[Insert Company Here] has Massive Data Breach – You Can Prevent Being A Headline

Apr 2, 2018

I have said it before, and I will say it again, the end-user is your most significant threat to your company. Let’s take a look at some fun statistics:

Let’s highlight two recent attacks that have happened and are very preventable!

City of Atlanta

According to Barkly, the city of Atlanta was targeted by ‘SamSam’ which attacks servers exposed to the internet via brute force attacks on RDP or other exploits. ‘SamSam’ has logged eight attacks in 2018 with the primary targets being healthcare and government organizations. The interesting thing about ‘SamSam’ is it is NOT spread by emails or an employee clicking a link, instead the ransomware targets servers on the internet with weak or stolen credentials. The error and question that needs to be asked is, why expose critical servers to the internet?
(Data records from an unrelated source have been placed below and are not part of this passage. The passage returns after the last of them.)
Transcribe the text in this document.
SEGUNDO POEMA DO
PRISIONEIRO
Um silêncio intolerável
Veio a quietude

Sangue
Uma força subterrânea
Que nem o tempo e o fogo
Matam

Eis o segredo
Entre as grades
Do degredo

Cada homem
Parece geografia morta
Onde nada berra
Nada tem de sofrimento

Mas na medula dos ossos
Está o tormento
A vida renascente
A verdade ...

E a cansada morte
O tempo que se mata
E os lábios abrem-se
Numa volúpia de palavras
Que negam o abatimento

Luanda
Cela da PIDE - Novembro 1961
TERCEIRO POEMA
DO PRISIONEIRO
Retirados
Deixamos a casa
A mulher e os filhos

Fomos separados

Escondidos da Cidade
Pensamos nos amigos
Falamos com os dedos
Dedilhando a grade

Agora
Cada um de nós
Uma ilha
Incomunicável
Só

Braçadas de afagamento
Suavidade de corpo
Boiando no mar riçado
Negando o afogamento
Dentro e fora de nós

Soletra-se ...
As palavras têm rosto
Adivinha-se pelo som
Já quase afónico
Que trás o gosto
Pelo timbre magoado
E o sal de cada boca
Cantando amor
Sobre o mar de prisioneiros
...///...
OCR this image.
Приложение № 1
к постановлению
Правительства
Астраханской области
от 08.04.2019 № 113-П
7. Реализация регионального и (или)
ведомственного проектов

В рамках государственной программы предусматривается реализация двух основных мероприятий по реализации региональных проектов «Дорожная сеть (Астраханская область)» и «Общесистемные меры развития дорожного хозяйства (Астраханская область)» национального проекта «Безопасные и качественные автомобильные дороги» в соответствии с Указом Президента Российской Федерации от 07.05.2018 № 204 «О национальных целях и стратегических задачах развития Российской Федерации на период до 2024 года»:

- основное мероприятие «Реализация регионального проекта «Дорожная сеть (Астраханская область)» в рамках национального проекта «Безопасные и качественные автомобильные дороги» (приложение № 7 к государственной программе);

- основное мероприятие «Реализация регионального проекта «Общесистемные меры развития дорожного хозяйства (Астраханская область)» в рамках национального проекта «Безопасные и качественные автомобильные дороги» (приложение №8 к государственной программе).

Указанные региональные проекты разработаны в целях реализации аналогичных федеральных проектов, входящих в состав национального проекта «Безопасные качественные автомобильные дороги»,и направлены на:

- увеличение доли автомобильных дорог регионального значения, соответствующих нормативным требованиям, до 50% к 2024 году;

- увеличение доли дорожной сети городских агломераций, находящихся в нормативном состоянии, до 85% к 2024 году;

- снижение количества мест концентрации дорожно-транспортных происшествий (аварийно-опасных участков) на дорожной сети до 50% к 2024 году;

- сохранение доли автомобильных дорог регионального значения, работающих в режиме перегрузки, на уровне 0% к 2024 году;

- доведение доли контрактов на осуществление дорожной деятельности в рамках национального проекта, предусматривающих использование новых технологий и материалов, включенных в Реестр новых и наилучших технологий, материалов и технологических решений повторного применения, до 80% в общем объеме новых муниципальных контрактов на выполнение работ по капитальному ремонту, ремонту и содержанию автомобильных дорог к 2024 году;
Lord & Taylor, Saks Fifth Avenue Data Breach

According to the New York Times Saks was targeted by a Russian group known as Fin7 or JokerStack. This breach resulted in 5 million records stolen. It is not clear on how the records where obtained but is suspected via phishing emails sent to employees. A phishing email is simple; a user gets a seemingly legitimate email that encourages them to click on a link. When a user falls for this tactic, the link unknowingly installs software onto the computer giving the hackers a backdoor into the systems. The question that needs to be asked is, how can we prevent phishing attacks?

The Solutions

The great thing about being a ‘Valued Added Reseller’ (VAR) and consulting partner is I can propose the best solution stack for my customers. Let’s take a look at some technologies that can help mitigate these attacks:

  1. Offload insecure web browsing by letting someone else assume the risk. Citrix Secure Browser Service is a simple way to offload unsafe browsing to isolated, cloud hosted, and throw-away web browser session. Essentially whitelist only the URLs that you want running on your network and offload the bad. This integration is clientless via HTLM5.
  2. Exposing your servers to the internet is so 1990s; front-end them with a NetScaler leveraging Secure Web and Unified Gateway. Gain insight into the traffic while securing it. No more exposing RDP ports to the internet!
  3. Whitelisting should be top of mind and Ivanti’s Endpoint Protection takes a user centric approach to securing the endpoint. Prevent, detect, respond and remediate with one product stack which includes Invanti’s Application Control and Patch for Windows.
  4. Consider a next generation antivirus solution such as Bitdefender’s Gravityzone Ultra Suite and take prevention and remediation to the next level! Bitdefender has the first ‘Anti-ransomware Vaccine’ which works by exploiting flaws in ransomware and stopping the encryption process.
  5. Think beyond your network by considering a Secure Web Gateway like Zscaler so users cannot circumvent security controls and have to put ALL business-related web traffic through a central gateway securing ALL applications on and off premises.

I have heard it all from “SaaS application X can never be hacked,” to “Why do I need to secure web sessions,” to “I cannot prevent users from clicking the wrong thing”. While these statements are true in a perfect world, the truth is, most hacks can be prevented. The question is, how seriously does your organization take it and do they want to be a headline!